Am 16. Oktober 1964 feierten die wenigen noch verbliebenen Düsseldorfer Kartäuser die letzte hl. Messe in ihrem ordenseigenen Ritus. Kurz danach zogen sie zu ihren Mitbrüdern in die neue Kartause Marienau im Allgäu. Die alte Kartause Maria Hain wurde komplett abgerissen, da sie dem erweiterten Düsseldorfer Flughafen weichen musste.
Damit ging im Rheinland die mit Unterbrechung seit 1334 dauernde Präsenz der Kartäuser, deren Gründervater Bruno aus Köln stammte, zu Ende. Durch die Strenge ihres Glaubenslebens, durch ihr ständiges Gebet wie auch durch ihre weit verbreiteten Schriften waren die Kartäuser selbst bei protestantischen Reformatoren hoch angesehen.
Am kommenden dritten Adventssonntag (16.12.18) wird unser Neupriester Ralf Blasberg seine Primiz im Kartäuserritus feiern. Damit kehrt die Kartäusermesse nach 54 Jahren wieder nach Düsseldorf zurück – und 684 Jahre nach der Gründung der ersten Kölner Kartause.
Aber was bewegt uns als altkatholische nordisch-katholische Kirche, die Messe ausgerechnet in dem Ritus eines Einsiedlerordens ohne Pfarrseelsorge zu feiern? Dazu ist zunächst eine kurze Ausführung nötig, die diese Form der hl. Messe in ihrem Kern beschreibt.
Zur Kartäusermesse
Als der hl. Bruno von Köln (1027/30-1101), der Gründervater des Kartäuserordens, sich mit seinen Gefährten im Jahr 1084 in der bergigen Einöde der Chartreuse bei Grenoble niederließ, fand er dort die alte Liturgie der Kirche von Lyon vor. Diese bewahrte damals noch überwiegend treu jene Form der stadtrömischen Liturgie, die Karl der Große bei der vereinheitlichenden Reform der Liturgien seines Reiches im 9. Jh. für verbindlich erklärt hatte.
Doch war diese teils mit der noch früheren gallikanischen Liturgie verschmolzen, die davor im Südwesten des Frankenreiches weit verbreitet gewesen war, so dass die römisch-karolingischer Reformliturgie einige ihrer Elemente aufnahm, wie sie noch heute erkennbar sind.
Die ersten Kartäuser hatten nun die Aufgabe, die vorgefundene Liturgie ihren Bedürfnissen als Eremitenorden ohne Pfarrseelsorge anzupassen. Dabei orientierten sie sich an der überaus erfolgreichen Klosterreform Clunys.

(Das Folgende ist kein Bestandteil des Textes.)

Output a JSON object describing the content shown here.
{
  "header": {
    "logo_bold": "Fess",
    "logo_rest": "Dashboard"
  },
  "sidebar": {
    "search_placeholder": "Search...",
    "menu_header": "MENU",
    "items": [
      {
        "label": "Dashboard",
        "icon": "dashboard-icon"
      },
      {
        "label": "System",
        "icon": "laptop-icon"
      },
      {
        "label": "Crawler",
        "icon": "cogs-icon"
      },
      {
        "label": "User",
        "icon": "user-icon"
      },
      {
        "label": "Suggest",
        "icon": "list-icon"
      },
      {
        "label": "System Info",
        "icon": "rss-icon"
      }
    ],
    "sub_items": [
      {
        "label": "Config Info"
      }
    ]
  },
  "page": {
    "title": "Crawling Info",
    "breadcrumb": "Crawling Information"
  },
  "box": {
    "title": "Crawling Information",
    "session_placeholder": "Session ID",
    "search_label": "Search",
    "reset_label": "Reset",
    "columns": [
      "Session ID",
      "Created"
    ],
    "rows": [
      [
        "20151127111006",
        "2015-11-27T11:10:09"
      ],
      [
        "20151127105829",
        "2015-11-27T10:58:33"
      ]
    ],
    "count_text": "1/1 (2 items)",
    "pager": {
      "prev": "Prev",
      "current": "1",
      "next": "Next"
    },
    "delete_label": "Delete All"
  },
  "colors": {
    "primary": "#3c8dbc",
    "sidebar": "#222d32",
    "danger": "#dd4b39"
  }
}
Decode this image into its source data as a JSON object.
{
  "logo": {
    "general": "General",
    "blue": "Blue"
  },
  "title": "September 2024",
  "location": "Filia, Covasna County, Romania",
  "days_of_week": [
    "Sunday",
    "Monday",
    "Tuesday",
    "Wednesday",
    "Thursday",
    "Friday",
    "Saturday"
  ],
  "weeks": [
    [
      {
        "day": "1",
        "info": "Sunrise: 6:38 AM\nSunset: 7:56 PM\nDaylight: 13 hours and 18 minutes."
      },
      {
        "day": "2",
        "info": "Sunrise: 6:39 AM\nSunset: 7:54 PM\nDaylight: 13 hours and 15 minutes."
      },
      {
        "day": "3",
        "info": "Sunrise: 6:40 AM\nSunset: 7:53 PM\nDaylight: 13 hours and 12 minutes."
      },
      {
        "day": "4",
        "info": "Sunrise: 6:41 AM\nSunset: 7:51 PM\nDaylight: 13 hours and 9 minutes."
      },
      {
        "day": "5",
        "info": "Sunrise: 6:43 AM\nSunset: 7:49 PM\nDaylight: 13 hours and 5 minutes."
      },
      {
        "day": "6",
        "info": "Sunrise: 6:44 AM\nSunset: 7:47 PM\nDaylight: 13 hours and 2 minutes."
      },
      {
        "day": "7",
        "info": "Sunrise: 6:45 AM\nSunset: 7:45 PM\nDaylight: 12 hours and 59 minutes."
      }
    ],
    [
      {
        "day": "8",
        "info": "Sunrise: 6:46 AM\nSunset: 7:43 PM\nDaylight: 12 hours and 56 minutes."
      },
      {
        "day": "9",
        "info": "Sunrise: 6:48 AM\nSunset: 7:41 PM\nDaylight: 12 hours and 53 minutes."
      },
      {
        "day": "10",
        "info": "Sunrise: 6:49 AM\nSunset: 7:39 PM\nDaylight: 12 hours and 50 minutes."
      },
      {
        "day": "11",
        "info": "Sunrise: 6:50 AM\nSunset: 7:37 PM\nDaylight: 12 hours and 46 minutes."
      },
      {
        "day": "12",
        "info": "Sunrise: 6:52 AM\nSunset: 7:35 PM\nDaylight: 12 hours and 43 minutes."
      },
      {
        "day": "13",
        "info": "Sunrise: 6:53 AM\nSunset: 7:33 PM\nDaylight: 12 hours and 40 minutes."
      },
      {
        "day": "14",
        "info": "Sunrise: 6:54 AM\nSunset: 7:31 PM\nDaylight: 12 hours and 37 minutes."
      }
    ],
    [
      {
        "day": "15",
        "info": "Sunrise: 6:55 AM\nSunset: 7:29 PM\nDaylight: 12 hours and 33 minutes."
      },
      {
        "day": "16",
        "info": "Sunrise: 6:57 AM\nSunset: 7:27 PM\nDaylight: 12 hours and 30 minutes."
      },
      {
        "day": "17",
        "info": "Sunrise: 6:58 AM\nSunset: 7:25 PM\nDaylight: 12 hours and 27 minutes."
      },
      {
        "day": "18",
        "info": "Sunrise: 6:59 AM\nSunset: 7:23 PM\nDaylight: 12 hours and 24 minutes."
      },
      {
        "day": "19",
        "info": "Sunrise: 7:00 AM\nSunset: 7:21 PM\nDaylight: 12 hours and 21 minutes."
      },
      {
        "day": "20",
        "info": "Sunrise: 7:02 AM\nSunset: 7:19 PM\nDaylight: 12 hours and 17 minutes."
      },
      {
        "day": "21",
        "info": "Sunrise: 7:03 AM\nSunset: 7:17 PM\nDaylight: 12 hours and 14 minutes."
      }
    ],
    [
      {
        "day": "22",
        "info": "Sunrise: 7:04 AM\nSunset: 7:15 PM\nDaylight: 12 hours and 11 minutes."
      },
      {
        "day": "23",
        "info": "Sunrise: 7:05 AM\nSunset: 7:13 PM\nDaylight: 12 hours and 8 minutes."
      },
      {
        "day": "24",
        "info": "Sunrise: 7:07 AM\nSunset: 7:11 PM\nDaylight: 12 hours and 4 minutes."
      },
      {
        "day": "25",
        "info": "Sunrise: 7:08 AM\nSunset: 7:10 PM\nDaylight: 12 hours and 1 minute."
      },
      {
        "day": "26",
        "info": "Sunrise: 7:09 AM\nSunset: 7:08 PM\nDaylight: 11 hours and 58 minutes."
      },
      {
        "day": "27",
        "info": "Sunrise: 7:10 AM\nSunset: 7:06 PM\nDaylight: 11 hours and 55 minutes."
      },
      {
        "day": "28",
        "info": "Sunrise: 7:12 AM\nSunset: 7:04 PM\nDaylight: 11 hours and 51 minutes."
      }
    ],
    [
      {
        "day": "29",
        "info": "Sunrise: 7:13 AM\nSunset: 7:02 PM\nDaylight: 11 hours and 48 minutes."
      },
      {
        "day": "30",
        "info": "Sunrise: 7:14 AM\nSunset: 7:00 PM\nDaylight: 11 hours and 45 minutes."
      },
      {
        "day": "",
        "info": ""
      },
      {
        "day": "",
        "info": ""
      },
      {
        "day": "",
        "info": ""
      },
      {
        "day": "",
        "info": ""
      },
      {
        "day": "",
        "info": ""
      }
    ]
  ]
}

Diese drei Einflüsse also – der römische, der gallikanische und der cluniaziensische – sind in der Messe des Kartäuserordens seit seiner Gründung im Wesentlichen bis heute unverändert überliefert.
Vorwärts zur kirchlichen Tradition
Hierin liegen auch die Gründe, weshalb die Nordisch-Katholische Kirche in Deutschland beschlossen hat, die Messe der Kartäuser zur Norm ihrer Mess- bzw. Eucharistiefeier zu erklären.
Denn erstens verstehen wir unter unserer Selbstbezeichnung als Altkatholiken, dass wir uns um eine Besinnung bemühen auf jene alten kostbaren und gemeinsamen Traditionen, die die eine, heilige und apostolische ungeteilte Kirche, d. h. eine noch nicht — wie nach dem sog. Großen Schisma von 1054 — in eine große östliche und eine große westliche gespaltene Teilkirche samt weiteren Spaltungen nach 1517, besitzt.
Zweitens handelt es sich bei der Kartäusermesse nicht um eine liturgiehistorische Wiederbelebung oder gar um eine „Schreibtischarbeit“, sondern um eine – wie oben gesagt – weiterhin im Kartäuserorden lebendige Tradition.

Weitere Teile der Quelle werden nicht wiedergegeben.